Korean Won Becomes Second-Weakest G20 Currency Despite Semiconductor Export Boom

The Korean won has depreciated sharply against the dollar despite South Korea's semiconductor export boom and record current account surplus, becoming the second-weakest currency among G20 nations after the Turkish lira, according to analysis by Lim Hye-yoon, researcher at Hanwha Investment & Securities, in a report published July 3. The won/dollar exchange rate rose from around 1450 won to over 1550 won, even as the country's Jan-Apr merchandise surplus surged 240% year-on-year to 108.1 billion dollars. The paradox stems from corporate and individual behavior: businesses are keeping dollar earnings in overseas subsidiaries rather than repatriating funds, while residents are holding foreign currency deposits instead of converting to won, creating a supply-demand imbalance in the foreign exchange market despite strong export fundamentals.

South Korea Records Historic Current Account Surplus

South Korea's current account surplus reached a record 123.1 billion dollars last year, with both current account and financial account net assets hitting all-time highs. The Jan-Apr merchandise surplus alone totaled 108.1 billion dollars, representing a 240% increase compared to the same period one year earlier. Some forecasts project the current account surplus could exceed 300 billion dollars for the full year, driven by strong semiconductor exports. The financial account net assets—calculated as domestic investment abroad minus foreign investment in South Korea—also increased by 119.8 billion dollars last year to reach a record level.

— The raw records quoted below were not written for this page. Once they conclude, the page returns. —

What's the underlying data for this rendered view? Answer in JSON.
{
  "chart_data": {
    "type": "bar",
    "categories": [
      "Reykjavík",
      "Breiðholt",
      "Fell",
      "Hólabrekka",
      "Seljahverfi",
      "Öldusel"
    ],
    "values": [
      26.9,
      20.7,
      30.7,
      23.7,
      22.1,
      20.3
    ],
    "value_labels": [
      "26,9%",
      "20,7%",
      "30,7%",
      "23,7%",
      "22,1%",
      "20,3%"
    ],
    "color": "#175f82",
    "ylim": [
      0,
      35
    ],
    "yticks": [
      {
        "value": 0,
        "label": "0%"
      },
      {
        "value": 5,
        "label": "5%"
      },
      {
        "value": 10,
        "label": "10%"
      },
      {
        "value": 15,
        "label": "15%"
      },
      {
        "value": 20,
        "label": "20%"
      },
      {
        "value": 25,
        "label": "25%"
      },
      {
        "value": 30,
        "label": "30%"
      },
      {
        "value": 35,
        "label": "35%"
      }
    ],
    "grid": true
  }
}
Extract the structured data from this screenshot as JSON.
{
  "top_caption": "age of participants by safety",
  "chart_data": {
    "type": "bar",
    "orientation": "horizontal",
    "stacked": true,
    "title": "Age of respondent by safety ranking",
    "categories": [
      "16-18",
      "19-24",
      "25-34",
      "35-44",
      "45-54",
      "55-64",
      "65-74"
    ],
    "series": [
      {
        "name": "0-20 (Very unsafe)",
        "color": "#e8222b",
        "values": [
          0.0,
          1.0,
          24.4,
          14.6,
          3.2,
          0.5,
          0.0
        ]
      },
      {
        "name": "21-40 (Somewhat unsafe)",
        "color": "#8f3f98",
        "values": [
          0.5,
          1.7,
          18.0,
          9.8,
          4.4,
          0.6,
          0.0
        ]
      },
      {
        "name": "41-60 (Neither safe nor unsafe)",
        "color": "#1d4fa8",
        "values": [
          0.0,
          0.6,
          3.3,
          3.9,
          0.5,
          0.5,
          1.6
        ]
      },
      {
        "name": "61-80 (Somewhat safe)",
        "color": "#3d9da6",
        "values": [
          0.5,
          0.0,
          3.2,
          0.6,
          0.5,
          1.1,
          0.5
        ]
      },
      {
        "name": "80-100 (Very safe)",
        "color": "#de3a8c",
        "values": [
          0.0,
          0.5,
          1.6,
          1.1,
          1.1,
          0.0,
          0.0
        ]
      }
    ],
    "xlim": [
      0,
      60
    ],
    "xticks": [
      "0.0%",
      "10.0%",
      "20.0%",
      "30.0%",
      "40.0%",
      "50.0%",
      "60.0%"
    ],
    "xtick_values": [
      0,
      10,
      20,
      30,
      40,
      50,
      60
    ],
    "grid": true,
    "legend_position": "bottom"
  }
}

Dollar Inflows Remain Offshore Despite Accounting Records

A significant gap exists between accounting records and actual dollar inflows into South Korea's foreign exchange market. Reinvested earnings income—profits earned by Korean companies' overseas subsidiaries that remain undistributed abroad—increased 124% in Jan-Apr compared to one year earlier. These funds contribute to the current account surplus in official statistics but do not supply dollars to the domestic foreign exchange market. Additionally, foreign currency deposits held by residents at domestic banks have increased for two consecutive months, indicating that even dollars entering South Korea are not being converted to won.

Foreign Investment Outflows Continue While Inflows Decline

Domestic investors maintained steady overseas investment activity while foreign investment in South Korean assets declined. Foreign investors sold Korean stocks heavily in May-June, though these transactions have not yet been fully reflected in balance of payments statistics. Domestic investment abroad is trending to exceed last year's record levels. The combination of lower-than-expected dollar supply and sustained dollar demand has created downward pressure on the won's value, according to Hanwha Investment & Securities' analysis.

FAQ

Why did the Korean won weaken despite strong semiconductor exports? The won weakened because Korean companies are keeping dollar earnings in overseas subsidiaries rather than repatriating funds, and domestic residents are holding foreign currency deposits instead of converting to won. This creates a dollar supply shortage in the domestic foreign exchange market despite strong export performance.

How much did South Korea's current account surplus increase in Jan-Apr? South Korea's Jan-Apr merchandise surplus reached 108.1 billion dollars, representing a 240% increase compared to the same period one year earlier. Last year's full-year current account surplus totaled a record 123.1 billion dollars.